Tech | What used for |
---|---|
Pandas | To read excel file and extract URL list. |
BeautifulSoup | To scrape required values from the urls. |
Google Sheets API | To create sheet from scraped values |
Google Apps Script | Sorting and Sending data with an Email |
I was know BeautifulSoup and Selenium modules, so to scrape what should i use i was know. I decide to use BeautifulSoup. What I would say as a challenge is to get the required values from the pages.
I was not know to create Google spreadsheet with API. This part of project was challange for me. Firstly i read Google document so fastly and i was unsuccessful to create sheet. Then i was calmdown myself and i read document slowly. I was succesfull to create sheet in my gmail account.
I wasn't know that thing Google Apps Script. This was challange for me again. I read the document and open Script editor from Sheet UI. I searched google app script sort sheet
in Google and what i find is sort
function. Sort function solved the first problem. Second problem is send mail with attachment. For this i searched google app script send email with attachment
in Google and what i find is to access the sheet file use Drive. I use DriveApp
to get sheet file. For send mail i use MailApp.

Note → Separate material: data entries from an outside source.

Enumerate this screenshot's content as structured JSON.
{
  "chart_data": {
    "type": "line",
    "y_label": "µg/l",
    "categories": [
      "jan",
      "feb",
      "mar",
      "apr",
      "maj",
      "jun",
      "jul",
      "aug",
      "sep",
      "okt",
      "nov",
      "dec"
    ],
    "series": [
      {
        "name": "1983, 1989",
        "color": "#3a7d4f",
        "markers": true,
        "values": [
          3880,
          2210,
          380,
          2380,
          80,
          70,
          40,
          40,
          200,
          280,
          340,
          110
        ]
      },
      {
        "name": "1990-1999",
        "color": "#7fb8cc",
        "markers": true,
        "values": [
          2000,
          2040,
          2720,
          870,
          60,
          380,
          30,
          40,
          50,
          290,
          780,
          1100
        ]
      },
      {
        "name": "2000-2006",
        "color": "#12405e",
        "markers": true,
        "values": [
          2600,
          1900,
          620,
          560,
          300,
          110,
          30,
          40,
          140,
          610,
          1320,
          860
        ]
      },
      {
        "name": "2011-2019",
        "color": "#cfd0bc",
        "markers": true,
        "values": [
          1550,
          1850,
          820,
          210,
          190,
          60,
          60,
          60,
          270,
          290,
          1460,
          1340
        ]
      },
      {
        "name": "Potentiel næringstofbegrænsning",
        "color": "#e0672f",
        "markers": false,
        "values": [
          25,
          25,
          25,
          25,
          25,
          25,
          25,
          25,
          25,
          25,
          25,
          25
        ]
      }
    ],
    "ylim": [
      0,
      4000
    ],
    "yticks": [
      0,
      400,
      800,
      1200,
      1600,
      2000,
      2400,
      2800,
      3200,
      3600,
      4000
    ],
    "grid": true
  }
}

Use Google apps script and Google Sheet API.
Create, read Google Sheets with Google Sheet API.
Google Apps Script is a Google product for writing javascript-based scripts on google services.

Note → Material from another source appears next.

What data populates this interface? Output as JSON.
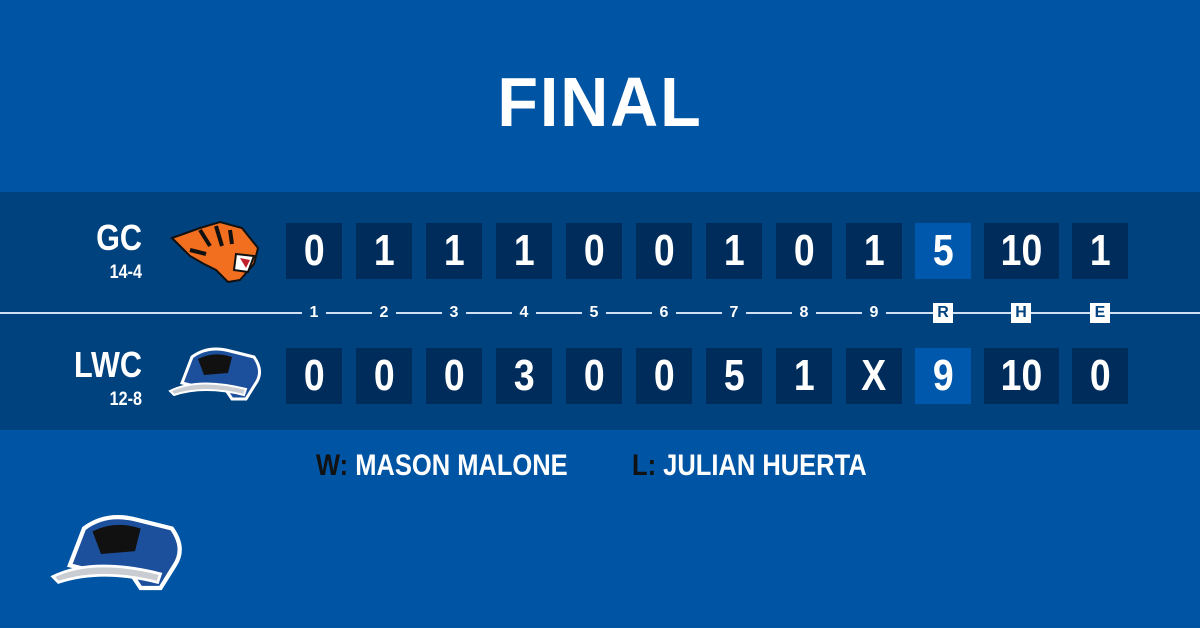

1. If I’d have 10.000 urls that I should visit, then it takes hours to finish. What can we make to fasten this process?
Parallelism. For example, the file can be split into parts and each part can be run by a thread.
Crontab or Airflow.
I do not use Crontab. But Crontab can execute a script once a day.
Airflow creates flows. Flow is a combination of tasks. We can run this project in airflow by dividing it into tasks.
API provides communication between two systems. It uses HTTP requests. For example, when a user registers on the frontend, it sends this information on the backend. In this way, the user is registered in the database.